Let $p_{1}, \ldots, p_{n}$ be a probability distribution, with $p^{*}=\max _{i}\left[p_{i}\right]$. Prove that

$$\begin{aligned} &(i)-\sum_{i} p_{i} \log p_{i} \geqslant-p^{*} \log p^{*}-\left(1-p^{*}\right) \log \left(1-p^{*}\right) \\ &(\text { ii })-\sum_{i} p_{i} \log p_{i} \geqslant \log \left(1 / p^{*}\right) ; \text { and } \\ &(\text { iii })-\sum_{i} p_{i} \log p_{i} \geqslant 2\left(1-p^{*}\right) \end{aligned}$$

All logarithms are to base 2 .

[Hint: To prove (iii), it is convenient to use (i) for $p^{*} \geqslant \frac{1}{2}$ and (ii) for $p^{*} \leqslant \frac{1}{2}$.]

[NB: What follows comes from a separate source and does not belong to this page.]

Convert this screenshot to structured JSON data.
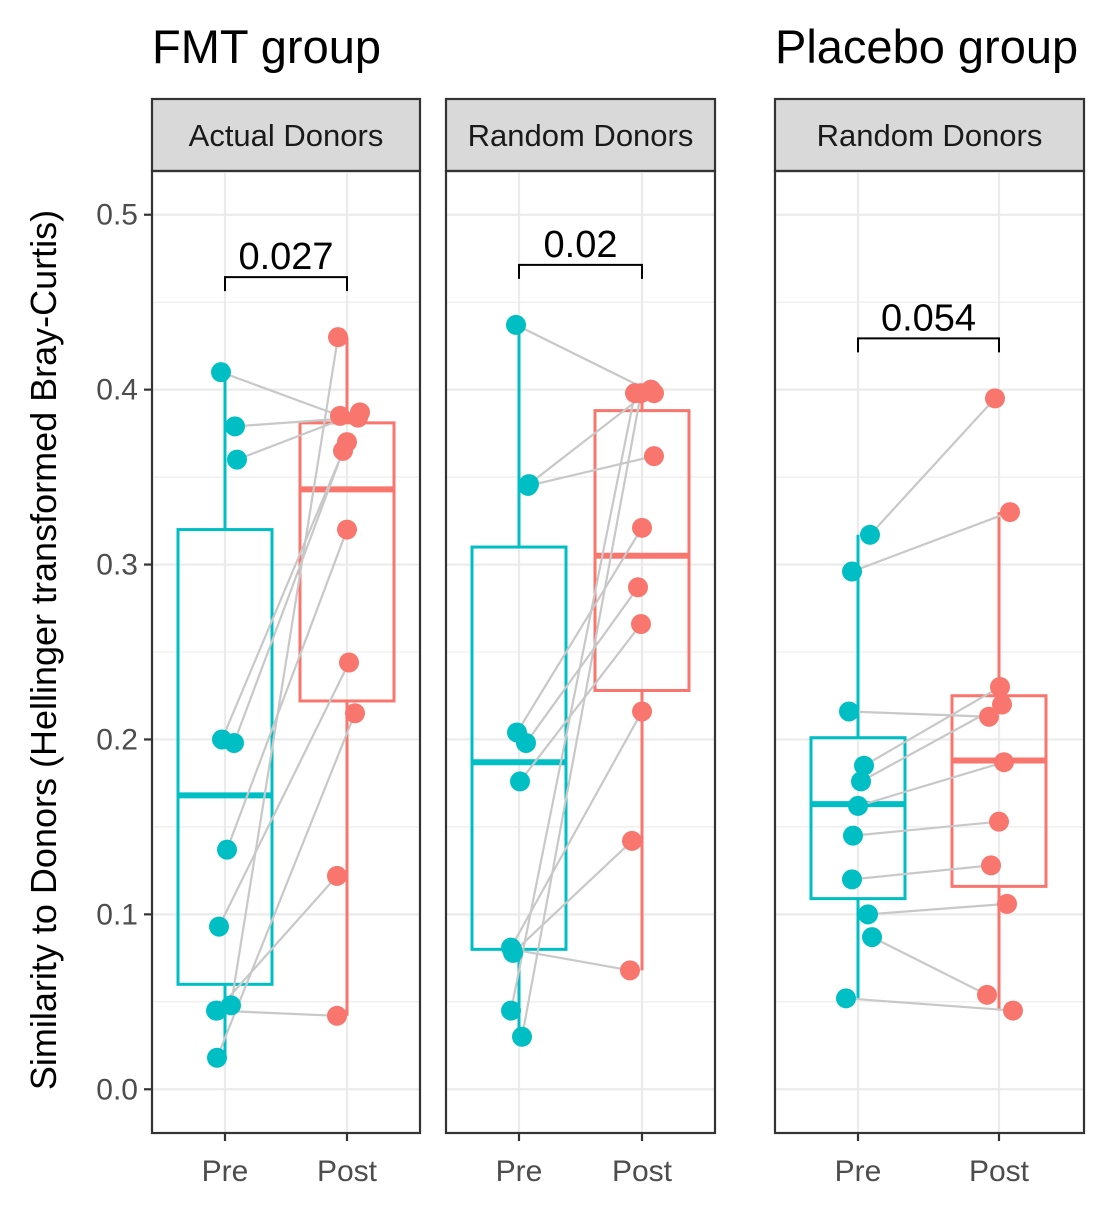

Random variables $X$ and $Y$ with values $x$ and $y$ from finite 'alphabets' $I$ and $J$ represent the input and output of a transmission channel, with the conditional probability $p(x \mid y)=\mathbb{P}(X=x \mid Y=y)$. Let $h(p(\cdot \mid y))$ denote the entropy of the conditional distribution $p(\cdot \mid y), y \in J$, and $h(X \mid Y)$ denote the conditional entropy of $X$ given $Y$. Define the ideal observer decoding rule as a map $f: J \rightarrow I$ such that $p(f(y) \mid y)=\max _{x \in I} p(x \mid y)$ for all $y \in J$. Show that under this rule the error probability

$$\pi_{\mathrm{er}}(y)=\sum_{\substack{x \in I \\ x \neq f(y)}} p(x \mid y)$$

satisfies $\pi_{\mathrm{er}}(y) \leqslant \frac{1}{2} h(p(\cdot \mid y))$, and the expected value satisfies

$$\mathbb{E} \pi_{\mathrm{er}}(Y) \leqslant \frac{1}{2} h(X \mid Y)$$